= Paeon of Amathus =

Ancient Cypriot historian

Paeon of Amathus (Παίων ὁ Ἀμαθούσιος) was an early Hellenistic historian from Amathus on the Island of Cyprus, mentioned in the writings of Plutarch and the lexicographer Hesychius of Alexandria.

==Theseus and Ariadne==
Plutarch recounts a story he attributes to Paeon concerning Theseus and Ariadne. Theseus and Ariadne were driven off course by a storm and onto the island of Cyprus. Theseus put Ariadne, who was pregnant and in great distress from the motion of the ship, ashore alone but was himself swept out to sea again.

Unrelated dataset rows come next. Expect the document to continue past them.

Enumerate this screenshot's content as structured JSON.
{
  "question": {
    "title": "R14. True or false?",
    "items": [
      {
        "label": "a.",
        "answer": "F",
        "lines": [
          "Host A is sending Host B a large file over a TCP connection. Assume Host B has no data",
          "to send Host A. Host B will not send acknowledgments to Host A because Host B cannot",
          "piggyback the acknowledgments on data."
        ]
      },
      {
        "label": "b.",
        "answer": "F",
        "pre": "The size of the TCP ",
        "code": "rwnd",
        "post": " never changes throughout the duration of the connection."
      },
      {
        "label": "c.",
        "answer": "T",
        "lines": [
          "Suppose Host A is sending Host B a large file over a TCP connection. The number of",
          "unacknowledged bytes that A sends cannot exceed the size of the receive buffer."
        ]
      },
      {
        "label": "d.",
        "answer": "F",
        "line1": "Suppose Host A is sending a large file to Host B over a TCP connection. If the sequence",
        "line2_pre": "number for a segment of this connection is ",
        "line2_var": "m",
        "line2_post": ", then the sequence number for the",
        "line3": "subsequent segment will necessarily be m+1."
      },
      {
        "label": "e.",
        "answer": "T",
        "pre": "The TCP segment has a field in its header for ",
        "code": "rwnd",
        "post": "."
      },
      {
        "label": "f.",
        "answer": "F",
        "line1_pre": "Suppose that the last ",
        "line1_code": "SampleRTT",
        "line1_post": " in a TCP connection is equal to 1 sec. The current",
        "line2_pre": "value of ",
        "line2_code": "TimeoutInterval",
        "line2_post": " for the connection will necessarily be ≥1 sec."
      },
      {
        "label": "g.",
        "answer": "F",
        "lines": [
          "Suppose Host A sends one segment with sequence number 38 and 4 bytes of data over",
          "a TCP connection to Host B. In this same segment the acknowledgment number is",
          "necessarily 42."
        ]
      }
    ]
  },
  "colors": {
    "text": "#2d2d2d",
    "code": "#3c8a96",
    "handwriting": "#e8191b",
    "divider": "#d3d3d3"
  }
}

The Cyprian women cared for Ariadne, comforting her in her loneliness, giving letters to Ariadne, which they had written, saying the letters had come from Theseus. But Ariadne died in childbirth. When Theseus returned, greatly distraught, he gave the island money, asking them to make sacrifices to Ariadne, and had two small statuettes, one silver, one bronze, set up in her honor. According to Plutarch, Paeon says that at the sacrifices made in Ariadne's honor on the second day of the month Gorpiaes, a young man lies down and imitates the cries and gestures of a woman in the pains of labor and that they call the place where the sacrifices were held the grove of Ariadne Aphrodite.

==Bearded Aphrodite==
Paeon of Amathus, quoted by Theophrastus, who said that the Cypriot goddess could take the shape of a man. Macrobius describes the statue of Venus in Cyprus as being bearded and having male genitals, but clad in female dress and holding a scepter. Aristophanes knew of the existence of this androgynous deity called Aphroditos. Hesychius confirmed that Aphroditos was a hermaphrodite.